Mr Modi has even better reasons to be happy; the World Bank has just certified that India’s extreme poverty rate has fallen in the last 10 years, under the PM’s watch, to 5.3 per cent from 27.1 per cent in 2011-2012. As the PM has repeatedly pointed out, India has a free food programme to keep people out of extreme poverty, covering 80 crore individuals. Clearly, his efforts at keeping extreme poverty under control have worked; the economy is growing, per capita income is moving up and his vision of inclusive development, Sabka Saath, Sabka Vikas, has succeeded.

The only reason Mr Modi has to be down is that the BJP is in a minority in the Lok Sabha after the 2024 general election. He has cause to be satisfied that the NDA has a majority, is in a stable equilibrium, to keep him in power till 2029. Is it that the cost of maintaining the equilibrium is proving to be a drag? From the looks of it, probably not; despite being a minority government, the BJP has successfully pushed through its agenda of passing the hugely controversial (if the Opposition is to be believed, unconstitutional) Waqf Amendment Act. It has rolled out the overhauled criminal and civil code with the Bharatiya Nyay Sanhita coming into effect from July 1, 2024.

It has pulled off a great political finesse by announcing that the caste census would be done simultaneously with the regular Census, a demand for which the Congress and the Opposition has been clamouring. The start date for the Census and caste census has been announced. The probability is high that the delimitation of constituencies will follow after the numbers are tallied and women will get one-third of the seats in the Lok Sabha and state Assemblies at the same time.

With the optics all good, a stable coalition in place and a government that appears to be running like a well-oiled machine, giving the PM time to plant trees (even if this is the wrong time of year to do so) and wave off EV buses to celebrate World Environment Day, the zing is missing. Is it because the PM is missing the gruelling labour needed to fight to win in challenging elections? Are the months between now and the Bihar election, to be followed soon after with Assembly elections in Assam, West Bengal, Kerala and Tamil Nadu, a sort of hiatus, when he is in suspended motion? Is it because the routines of governance, after 11 years in office, present few surprises that he could find challenging?

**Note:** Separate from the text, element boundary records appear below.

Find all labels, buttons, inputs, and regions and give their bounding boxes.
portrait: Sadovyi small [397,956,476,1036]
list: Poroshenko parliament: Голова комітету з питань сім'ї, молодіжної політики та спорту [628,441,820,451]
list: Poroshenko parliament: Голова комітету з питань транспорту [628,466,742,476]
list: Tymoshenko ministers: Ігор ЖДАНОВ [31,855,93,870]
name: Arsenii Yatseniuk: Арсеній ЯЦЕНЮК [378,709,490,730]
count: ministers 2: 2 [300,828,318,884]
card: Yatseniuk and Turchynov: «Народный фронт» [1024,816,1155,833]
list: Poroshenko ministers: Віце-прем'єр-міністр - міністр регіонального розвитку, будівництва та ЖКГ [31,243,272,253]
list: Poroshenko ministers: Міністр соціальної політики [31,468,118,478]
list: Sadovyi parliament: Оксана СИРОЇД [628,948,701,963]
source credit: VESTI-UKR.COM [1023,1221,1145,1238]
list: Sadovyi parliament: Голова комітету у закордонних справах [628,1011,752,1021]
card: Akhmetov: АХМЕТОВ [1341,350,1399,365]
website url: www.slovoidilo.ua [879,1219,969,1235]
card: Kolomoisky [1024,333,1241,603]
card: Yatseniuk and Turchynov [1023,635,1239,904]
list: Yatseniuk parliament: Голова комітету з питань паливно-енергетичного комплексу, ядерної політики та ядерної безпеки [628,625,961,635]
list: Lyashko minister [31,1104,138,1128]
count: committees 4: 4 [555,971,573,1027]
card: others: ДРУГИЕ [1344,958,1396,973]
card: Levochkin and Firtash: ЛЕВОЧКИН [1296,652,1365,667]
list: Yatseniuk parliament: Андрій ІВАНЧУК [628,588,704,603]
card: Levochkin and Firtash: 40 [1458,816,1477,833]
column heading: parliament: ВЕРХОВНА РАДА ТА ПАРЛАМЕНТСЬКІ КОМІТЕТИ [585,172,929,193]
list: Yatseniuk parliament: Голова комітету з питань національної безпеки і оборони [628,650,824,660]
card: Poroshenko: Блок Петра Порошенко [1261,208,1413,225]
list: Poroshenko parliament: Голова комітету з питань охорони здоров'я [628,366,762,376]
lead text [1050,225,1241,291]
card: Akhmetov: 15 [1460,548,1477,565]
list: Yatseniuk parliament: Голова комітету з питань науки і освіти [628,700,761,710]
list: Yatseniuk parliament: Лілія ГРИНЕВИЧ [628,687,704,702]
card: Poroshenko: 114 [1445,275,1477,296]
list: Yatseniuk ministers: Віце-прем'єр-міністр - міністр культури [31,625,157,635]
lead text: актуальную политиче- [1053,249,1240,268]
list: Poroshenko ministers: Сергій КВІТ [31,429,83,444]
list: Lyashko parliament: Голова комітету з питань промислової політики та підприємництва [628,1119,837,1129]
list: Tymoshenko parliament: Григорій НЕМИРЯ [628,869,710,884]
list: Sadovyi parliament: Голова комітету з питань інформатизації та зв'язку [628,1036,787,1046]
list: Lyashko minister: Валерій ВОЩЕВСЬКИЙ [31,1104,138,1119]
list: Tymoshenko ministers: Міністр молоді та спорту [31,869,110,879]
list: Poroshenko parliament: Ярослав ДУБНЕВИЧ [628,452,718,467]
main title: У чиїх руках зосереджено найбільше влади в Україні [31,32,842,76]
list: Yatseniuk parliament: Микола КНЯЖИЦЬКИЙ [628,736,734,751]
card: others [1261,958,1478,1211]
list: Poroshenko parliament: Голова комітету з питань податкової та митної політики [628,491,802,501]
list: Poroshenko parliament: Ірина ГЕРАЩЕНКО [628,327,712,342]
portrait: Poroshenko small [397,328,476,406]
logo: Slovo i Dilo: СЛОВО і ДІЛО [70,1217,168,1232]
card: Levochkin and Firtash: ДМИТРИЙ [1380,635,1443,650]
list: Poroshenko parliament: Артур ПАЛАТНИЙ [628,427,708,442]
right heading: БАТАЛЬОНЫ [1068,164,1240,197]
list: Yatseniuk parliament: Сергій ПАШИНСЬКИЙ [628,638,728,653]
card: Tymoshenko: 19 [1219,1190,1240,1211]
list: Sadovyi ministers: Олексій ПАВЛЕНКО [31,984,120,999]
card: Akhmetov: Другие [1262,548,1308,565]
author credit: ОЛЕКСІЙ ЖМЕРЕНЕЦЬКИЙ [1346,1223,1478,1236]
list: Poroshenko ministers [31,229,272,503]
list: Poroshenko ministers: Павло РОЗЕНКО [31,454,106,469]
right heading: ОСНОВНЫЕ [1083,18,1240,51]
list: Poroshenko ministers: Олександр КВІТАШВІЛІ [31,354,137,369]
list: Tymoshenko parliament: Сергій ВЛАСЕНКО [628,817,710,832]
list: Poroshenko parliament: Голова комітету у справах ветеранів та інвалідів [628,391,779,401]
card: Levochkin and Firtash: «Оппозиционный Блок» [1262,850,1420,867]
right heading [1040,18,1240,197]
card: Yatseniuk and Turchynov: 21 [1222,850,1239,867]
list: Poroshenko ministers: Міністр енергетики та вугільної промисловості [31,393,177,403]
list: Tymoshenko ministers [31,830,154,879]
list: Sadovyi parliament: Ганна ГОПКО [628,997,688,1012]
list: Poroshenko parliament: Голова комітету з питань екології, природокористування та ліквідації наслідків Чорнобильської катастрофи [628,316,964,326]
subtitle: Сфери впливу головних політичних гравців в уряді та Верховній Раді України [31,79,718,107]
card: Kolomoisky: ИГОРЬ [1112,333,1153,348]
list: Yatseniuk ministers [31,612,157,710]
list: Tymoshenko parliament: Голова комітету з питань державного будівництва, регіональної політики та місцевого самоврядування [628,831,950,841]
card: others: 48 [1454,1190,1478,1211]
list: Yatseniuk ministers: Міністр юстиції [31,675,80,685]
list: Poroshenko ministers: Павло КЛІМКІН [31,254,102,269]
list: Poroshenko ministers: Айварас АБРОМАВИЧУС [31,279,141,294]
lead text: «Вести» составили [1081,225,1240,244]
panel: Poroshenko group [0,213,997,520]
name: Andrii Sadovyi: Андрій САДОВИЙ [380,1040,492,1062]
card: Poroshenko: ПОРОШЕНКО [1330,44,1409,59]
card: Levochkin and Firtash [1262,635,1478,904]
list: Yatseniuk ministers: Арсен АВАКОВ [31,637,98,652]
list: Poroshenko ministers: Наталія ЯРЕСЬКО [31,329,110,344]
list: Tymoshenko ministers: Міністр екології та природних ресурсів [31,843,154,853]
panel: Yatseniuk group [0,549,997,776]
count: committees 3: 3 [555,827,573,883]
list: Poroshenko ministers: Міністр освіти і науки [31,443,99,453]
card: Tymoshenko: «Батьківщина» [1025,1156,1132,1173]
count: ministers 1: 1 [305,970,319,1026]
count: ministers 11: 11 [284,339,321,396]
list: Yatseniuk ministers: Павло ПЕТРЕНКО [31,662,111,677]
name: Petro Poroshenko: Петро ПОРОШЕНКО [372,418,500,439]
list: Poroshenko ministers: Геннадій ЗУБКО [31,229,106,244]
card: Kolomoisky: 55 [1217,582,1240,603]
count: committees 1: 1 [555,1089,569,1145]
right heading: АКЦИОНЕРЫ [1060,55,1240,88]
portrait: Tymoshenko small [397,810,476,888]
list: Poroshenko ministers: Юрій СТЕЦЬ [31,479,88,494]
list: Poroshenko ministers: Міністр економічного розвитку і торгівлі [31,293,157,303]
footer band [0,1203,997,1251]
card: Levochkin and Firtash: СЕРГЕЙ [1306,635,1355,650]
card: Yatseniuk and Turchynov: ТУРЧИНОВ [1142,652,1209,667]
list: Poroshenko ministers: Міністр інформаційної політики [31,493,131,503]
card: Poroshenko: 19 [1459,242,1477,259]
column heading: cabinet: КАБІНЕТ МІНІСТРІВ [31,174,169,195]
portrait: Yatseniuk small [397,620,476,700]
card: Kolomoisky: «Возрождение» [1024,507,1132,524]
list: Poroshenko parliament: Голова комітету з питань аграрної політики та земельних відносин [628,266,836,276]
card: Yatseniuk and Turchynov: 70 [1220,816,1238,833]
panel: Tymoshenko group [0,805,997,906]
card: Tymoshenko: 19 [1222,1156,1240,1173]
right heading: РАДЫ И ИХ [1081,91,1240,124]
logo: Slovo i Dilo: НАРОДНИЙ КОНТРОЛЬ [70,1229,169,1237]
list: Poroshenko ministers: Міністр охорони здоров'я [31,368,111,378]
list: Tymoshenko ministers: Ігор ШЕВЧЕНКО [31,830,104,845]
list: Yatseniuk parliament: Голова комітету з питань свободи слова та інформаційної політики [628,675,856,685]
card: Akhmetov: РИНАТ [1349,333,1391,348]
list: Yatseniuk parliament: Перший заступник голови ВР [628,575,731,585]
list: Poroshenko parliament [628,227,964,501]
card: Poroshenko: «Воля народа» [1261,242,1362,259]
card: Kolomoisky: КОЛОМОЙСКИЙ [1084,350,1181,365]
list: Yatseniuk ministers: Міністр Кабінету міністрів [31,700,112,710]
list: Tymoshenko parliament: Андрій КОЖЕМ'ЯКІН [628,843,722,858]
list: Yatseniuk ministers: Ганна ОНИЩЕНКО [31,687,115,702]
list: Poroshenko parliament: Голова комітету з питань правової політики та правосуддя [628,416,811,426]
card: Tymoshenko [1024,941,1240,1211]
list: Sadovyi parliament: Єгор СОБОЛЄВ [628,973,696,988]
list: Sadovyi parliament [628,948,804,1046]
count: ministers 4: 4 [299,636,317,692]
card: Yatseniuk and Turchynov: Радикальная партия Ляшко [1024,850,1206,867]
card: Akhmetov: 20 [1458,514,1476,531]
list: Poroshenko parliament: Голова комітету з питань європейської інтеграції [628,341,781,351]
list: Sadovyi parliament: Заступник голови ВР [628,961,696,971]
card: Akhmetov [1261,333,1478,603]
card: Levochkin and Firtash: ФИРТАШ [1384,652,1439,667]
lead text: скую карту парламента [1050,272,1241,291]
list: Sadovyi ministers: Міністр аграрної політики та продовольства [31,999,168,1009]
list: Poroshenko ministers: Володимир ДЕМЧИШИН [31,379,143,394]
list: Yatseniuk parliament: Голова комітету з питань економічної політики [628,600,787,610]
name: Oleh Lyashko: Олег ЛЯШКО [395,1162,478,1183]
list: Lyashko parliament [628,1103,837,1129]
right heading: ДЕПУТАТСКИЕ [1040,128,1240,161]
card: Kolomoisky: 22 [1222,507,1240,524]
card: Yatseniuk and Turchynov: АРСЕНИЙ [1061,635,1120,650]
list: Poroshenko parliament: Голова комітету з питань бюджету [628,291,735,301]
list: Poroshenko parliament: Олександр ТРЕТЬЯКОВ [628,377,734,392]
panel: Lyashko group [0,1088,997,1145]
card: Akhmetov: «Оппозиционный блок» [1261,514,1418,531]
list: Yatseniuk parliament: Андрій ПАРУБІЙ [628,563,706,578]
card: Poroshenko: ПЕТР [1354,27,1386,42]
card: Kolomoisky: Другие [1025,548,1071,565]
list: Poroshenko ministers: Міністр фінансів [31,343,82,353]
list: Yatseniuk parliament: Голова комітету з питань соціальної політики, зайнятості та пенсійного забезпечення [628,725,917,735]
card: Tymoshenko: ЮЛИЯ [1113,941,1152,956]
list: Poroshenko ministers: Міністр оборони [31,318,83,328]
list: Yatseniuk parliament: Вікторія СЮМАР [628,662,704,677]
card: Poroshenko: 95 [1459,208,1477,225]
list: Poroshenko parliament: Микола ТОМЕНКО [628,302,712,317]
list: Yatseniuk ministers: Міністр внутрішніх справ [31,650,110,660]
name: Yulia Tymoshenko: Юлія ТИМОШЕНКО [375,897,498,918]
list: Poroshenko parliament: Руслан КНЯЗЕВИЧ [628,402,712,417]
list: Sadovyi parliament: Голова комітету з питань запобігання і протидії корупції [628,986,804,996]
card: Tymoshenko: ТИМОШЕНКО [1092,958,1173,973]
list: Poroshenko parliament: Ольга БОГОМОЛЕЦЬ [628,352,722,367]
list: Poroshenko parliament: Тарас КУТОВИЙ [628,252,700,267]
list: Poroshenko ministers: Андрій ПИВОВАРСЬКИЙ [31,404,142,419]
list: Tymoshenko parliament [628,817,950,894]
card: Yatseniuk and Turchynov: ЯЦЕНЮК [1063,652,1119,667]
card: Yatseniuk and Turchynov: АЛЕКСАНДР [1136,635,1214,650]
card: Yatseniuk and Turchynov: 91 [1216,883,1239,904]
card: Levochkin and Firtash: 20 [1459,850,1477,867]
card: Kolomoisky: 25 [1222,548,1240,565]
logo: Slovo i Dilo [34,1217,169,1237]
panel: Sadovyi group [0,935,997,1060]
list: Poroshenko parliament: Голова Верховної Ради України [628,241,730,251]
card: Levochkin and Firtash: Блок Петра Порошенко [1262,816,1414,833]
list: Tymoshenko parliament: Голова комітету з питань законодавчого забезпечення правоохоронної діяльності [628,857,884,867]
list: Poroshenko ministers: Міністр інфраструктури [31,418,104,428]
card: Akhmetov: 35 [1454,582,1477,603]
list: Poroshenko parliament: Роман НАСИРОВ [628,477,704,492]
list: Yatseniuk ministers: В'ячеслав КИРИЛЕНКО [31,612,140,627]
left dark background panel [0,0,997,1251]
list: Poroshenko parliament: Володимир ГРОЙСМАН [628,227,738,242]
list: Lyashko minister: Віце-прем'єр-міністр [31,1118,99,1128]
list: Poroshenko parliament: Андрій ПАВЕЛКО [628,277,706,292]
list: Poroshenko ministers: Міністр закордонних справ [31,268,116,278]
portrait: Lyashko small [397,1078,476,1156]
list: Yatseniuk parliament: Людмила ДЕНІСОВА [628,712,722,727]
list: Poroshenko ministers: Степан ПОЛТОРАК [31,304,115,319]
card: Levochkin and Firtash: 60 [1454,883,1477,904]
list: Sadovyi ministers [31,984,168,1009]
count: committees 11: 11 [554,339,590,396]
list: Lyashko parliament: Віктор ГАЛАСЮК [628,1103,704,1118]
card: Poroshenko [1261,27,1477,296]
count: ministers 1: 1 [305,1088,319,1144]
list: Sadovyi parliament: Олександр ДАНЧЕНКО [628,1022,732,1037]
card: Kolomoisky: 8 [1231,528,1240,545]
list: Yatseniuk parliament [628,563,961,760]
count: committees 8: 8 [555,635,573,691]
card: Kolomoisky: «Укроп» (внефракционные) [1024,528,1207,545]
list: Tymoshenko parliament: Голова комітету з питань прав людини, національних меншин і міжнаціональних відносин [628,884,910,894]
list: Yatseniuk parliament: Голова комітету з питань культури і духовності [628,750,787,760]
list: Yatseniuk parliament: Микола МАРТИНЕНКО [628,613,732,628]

Or is the reality that the BJP is not inclusive, in its ability to represent a nation as diverse as India, has now kicked in? In order to ensure that the delegations to represent India overseas included enough Muslim leaders of substance, the Modi government had to depend on its sworn political adversaries. The seven delegations India sent out to represent the nation’s unity and display to the world were representative of the differences that exist in India’s democracy. The differences include the Muslim minority that the BJP, as a political party, has assiduously denied representation in their lists of candidates for the Lok Sabha and Assembly elections. The Opposition has done him a huge favour and he knows that there are no free lunches. Rahul Gandhi and the Congress may be Mr Modi’s favourite punching bag in election season and out of it, but the Congress and other Opposition parties have supplied the diversity that the Modi government needed to be credible to the world as a democracy with diversity.

Having indulged in name calling, branding Rahul Gandhi and multiple Opposition leaders as anti-nationals, working on an agenda taken out of Jinnah’s playbook on communalising and dividing the nation, declaring that the “mangalsutra” worn by married women would be snatched if the Congress won the elections, describing the Congress as a den of “Urban Naxals”, the Modi government could end up sounding terribly ungrateful if it continues to use the same playbook to trash the competition.

The Opposition, weak, fragmented and fractious as it is, should be able to extract a political price from the solidarity it has demonstrated to bail out the Modi government in a moment of national crisis.

That could be why Mr Modi, as the BJP’s star campaigner and the persona who leads a Hindu majority nation, is looking and sounding so different from his usual abrasive-aggressive self.